Oil prices also recovered before falling steeply, with Brent crude futures rising before slumping back to $34 a barrel. The forecasts for oil prices over the course of the year, from above $60 a barrel to only $42, stems amid a price war between Saudi Arabia and Russia.
The spread of the coronavirus in China seems to be slowing down but the global supply chain remains broken. As a result, revised growth forecast of China stands at 4.4% YoY in 1Q20 and 5.2% for this year
Given the US dependency on the capital markets for financing, the Fed looks set to be at the forefront of the monetary response to the Covid-19 crisis. The end of the US ‘exceptionalism’ in terms of growth and interest rates means that we should now be looking at a temporary 5-10% correction in the dollar.
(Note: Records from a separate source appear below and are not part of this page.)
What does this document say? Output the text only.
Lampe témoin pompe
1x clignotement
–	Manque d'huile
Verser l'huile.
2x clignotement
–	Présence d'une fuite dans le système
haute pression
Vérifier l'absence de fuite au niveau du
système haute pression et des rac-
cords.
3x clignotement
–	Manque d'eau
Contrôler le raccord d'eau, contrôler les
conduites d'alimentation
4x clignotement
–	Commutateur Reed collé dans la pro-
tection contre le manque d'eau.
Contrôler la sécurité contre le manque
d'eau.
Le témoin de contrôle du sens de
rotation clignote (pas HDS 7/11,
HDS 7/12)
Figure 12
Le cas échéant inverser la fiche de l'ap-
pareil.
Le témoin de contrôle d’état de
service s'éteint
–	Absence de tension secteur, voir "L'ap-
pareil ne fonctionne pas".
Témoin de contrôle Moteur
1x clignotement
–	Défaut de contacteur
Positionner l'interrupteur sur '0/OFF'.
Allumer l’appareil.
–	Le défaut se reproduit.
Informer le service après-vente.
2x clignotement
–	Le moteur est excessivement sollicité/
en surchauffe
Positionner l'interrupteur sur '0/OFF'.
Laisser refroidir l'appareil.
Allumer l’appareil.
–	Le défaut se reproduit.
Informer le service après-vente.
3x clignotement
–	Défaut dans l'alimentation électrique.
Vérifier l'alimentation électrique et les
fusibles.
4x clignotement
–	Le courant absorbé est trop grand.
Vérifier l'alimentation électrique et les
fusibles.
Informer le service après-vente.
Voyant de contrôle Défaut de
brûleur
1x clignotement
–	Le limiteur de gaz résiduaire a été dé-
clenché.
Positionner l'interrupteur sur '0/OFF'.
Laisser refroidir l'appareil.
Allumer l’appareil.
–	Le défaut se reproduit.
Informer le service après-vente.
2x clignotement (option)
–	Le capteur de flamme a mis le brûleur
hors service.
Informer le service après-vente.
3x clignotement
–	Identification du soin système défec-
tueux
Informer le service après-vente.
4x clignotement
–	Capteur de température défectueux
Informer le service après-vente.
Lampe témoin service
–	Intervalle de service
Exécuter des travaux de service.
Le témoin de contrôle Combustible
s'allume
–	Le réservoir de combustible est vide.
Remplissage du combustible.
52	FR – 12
On India front, a UN report estimated a trade impact of US$ 348 million due to the outbreak, making India one of the 15 worst affected economies across the world. Asian Development Bank estimated that the outbreak could cause losses of upto US$ 29.9 billion to India’s economy. Reserve Bank of India’s response is still awaited.
Though, risk assets were the darlings of 2019, tainted now with virus risks, they are seriously stressed. In 2020, debt markets may prove to be the safe havens versus the bigger risk implied in equity markets.